Loading...

BREAKING NEWS

  DESKRIPSI GAMBAR  
Puncak perayaan HUT Resimen Armed 2 ke-55, dimeriahkan pentas musik dan pagelaran budaya

Puncak perayaan HUT Resimen Armed 2 ke-55, dimeriahkan pentas musik dan pagelaran budaya

Kapolres Bersama Pejabat Utama Polres Purwakarta Menghadiri Dirgahayu Resimen Armed 2/1 Kostrad Ke 55.

PURWAKARTA, (MI)- Puncak perayaan ulang tahun Resimen Armed 2 ke-55, dimeriahkan pentas musik dan pagelaran budaya, yang digelar di Aula The Gunners Resimen Armed 2 Sadang, Purwakarta, Selasa (29/1/2019).

Selain dihadiri oleh unsur Muspida dan Tokoh Masyarakat, acara syukuran hari jadi resimen itu juga menghadirkan Musisi Obbie Messakh dan Budayawan Sunda, Dedi Mulyadi. Penghargaan dan hadiah untuk sejumlah perlombaan pada rangkaian ulang tahun juga diserahkan pada para juara dalam acara tersebut.

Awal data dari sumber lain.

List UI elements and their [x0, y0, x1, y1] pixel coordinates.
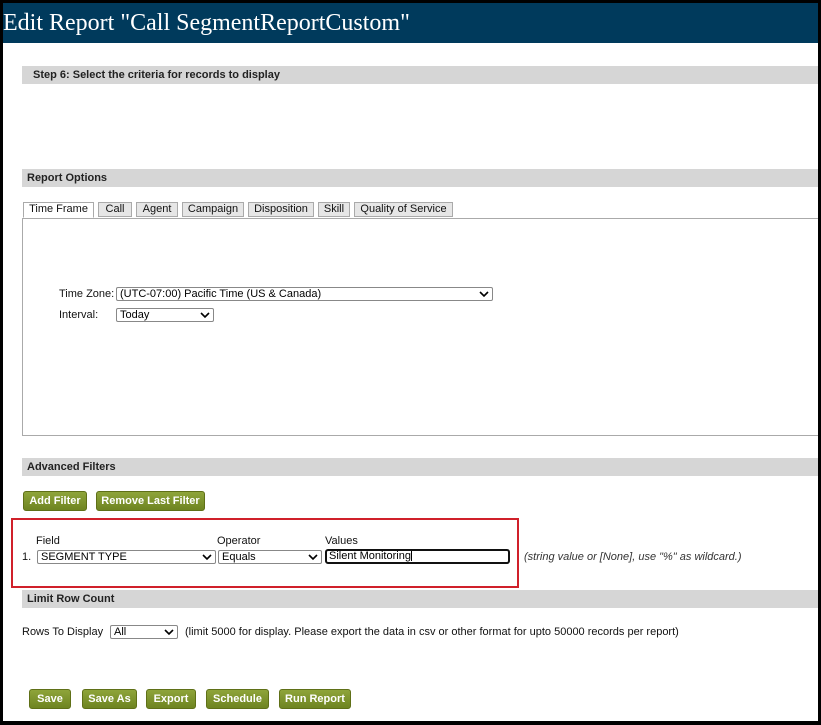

Dalam keterangannya, Komandan Resimen Armed 2/1 Kostrad, Kolonel Arm Yuniar Dwi Hantono mengatakan, di Ulang tahun Ke-55 dengan revolusi industri 4.0 maka resimen Armed sudah memiliki persenjataan alutsista yang sangat canggih, akan tetapi jati diri sebagai Tentara Nasional Indonesia (TNI) tidak boleh berubah. 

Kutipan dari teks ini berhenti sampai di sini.